Дженни провела в больнице шесть долгих месяцев. Если она не помнила столкновения с каретой, процесс выздоровления она запомнила. Боль от полученных ран, полыхающий огонь внутри, пытавшийся справиться с заражением крови, пролежни, скука. Процесс выздоровления казался ей бесконечным.

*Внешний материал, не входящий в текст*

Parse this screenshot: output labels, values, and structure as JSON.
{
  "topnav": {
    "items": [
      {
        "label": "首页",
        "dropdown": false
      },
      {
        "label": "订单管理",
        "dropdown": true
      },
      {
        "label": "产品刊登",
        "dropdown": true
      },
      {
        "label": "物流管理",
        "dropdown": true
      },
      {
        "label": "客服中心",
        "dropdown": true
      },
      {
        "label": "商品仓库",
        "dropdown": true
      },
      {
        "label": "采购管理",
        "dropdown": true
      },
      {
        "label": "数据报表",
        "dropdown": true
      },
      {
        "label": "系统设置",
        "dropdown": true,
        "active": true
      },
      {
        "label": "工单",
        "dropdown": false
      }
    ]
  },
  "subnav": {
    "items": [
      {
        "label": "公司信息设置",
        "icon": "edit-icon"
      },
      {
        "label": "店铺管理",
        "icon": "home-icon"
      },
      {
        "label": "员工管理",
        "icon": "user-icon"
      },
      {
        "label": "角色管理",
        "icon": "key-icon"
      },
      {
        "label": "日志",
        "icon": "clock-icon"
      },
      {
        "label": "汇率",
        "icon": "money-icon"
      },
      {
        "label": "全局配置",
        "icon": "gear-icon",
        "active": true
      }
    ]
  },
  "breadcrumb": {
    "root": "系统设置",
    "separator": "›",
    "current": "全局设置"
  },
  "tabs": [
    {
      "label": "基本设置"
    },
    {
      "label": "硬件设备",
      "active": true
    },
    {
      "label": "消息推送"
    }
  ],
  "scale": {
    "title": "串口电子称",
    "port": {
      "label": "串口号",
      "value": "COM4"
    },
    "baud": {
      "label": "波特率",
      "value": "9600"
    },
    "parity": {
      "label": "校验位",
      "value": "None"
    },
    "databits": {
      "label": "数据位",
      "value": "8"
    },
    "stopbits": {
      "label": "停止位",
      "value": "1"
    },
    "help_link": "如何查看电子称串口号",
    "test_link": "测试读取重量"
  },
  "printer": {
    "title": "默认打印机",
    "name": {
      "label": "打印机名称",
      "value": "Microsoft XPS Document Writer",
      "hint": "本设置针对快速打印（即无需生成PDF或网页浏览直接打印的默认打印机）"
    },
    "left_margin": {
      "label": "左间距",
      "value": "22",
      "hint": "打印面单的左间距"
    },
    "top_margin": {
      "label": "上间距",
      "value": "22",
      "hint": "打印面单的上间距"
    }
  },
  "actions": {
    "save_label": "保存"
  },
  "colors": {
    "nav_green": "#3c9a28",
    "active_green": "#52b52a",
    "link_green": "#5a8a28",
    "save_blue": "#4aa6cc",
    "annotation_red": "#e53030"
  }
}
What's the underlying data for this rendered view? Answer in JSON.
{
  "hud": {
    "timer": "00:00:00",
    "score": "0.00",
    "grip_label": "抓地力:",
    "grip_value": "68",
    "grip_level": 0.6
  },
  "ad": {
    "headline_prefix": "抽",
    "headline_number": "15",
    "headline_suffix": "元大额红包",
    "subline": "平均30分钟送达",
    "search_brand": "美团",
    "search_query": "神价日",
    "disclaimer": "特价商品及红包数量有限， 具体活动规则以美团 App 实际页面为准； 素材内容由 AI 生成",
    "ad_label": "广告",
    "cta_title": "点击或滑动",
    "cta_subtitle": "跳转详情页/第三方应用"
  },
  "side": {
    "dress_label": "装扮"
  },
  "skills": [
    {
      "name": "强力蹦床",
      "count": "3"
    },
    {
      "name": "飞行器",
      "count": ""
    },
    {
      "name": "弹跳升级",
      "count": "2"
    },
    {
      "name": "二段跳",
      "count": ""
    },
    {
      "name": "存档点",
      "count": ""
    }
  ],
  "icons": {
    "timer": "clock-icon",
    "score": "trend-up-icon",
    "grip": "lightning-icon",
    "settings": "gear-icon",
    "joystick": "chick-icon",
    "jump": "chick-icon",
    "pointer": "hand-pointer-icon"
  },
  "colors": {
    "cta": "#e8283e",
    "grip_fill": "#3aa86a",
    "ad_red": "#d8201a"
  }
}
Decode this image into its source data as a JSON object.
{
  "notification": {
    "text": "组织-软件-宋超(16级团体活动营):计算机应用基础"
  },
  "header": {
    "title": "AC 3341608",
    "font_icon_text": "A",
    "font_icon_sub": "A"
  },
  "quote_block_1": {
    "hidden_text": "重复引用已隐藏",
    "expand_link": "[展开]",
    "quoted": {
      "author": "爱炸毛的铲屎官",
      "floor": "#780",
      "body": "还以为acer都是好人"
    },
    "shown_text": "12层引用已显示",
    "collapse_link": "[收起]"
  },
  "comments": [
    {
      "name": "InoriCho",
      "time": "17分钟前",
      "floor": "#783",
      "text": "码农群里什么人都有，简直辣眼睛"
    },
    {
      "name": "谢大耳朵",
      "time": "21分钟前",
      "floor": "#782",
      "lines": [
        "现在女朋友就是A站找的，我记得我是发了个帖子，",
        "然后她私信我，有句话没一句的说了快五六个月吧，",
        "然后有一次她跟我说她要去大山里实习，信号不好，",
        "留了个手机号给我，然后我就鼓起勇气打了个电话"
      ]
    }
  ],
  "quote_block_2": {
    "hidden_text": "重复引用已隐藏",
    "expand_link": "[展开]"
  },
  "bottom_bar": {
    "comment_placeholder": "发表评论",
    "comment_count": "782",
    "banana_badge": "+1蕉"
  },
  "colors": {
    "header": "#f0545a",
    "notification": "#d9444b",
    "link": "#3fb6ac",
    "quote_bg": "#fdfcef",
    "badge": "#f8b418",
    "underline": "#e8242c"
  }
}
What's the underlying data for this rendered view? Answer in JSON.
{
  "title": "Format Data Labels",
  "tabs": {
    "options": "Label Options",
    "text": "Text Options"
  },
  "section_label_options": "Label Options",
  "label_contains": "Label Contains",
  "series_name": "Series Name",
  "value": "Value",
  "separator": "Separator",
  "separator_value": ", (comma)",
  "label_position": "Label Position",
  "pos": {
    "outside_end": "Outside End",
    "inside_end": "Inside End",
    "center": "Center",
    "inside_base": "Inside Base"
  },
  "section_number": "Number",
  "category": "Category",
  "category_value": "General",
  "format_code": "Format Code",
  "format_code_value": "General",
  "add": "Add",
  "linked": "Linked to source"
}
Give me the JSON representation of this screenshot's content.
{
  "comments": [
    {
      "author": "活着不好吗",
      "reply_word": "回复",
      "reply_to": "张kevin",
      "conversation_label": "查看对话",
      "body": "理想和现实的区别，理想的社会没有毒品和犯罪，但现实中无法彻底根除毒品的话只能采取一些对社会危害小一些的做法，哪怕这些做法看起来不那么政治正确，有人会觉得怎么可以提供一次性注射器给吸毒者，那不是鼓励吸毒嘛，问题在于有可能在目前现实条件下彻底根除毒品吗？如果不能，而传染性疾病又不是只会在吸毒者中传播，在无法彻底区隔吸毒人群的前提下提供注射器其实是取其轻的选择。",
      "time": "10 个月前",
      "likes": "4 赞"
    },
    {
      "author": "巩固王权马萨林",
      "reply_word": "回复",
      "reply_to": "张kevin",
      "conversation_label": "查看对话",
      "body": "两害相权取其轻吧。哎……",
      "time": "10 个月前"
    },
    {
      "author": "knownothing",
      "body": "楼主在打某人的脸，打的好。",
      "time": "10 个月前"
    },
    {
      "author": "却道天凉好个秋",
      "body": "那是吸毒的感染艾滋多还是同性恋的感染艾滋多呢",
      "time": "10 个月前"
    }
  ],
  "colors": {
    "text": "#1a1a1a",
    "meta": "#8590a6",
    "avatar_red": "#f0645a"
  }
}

Из больницы она вышла слабой, бледной и невероятно исхудавшей, но живой. Только через полгода она набрала несколько фунтов. Восстановление сил заняло еще больше времени, но с помощью родителей ей удалось и это. Пока она восстанавливалась, доктор несколько раз навещал ее дома. В последний раз он принес ей красивую фарфоровую куклу. Повзрослев, Дженни воспринимала эту куклу как утешительный приз, ибо своих детей ей иметь не суждено. Простившись с ней в гостиной, доктор увел мать в коридор – переговорить наедине. Приличия требовали не подслушивать разговоры взрослых, однако Дженни прильнула ухом к двери и все слышала.
– Как вы знаете, миссис Уилкотт, нам удалось сохранить вашей дочери матку, но орган сильно поврежден. У Дженни будут менструации, но выносить и родить ребенка она никогда не сможет. Мне очень жаль. Понимаю, какой это удар для вас и какие душевные муки испытает Дженни, когда подрастет. Но далеко не каждой женщине для счастья нужен муж. Дженни – чудесная, смышленая девочка. Ей лучше всего избрать профессию учительницы, а то и мою. Хорошие медсестры требуются всегда.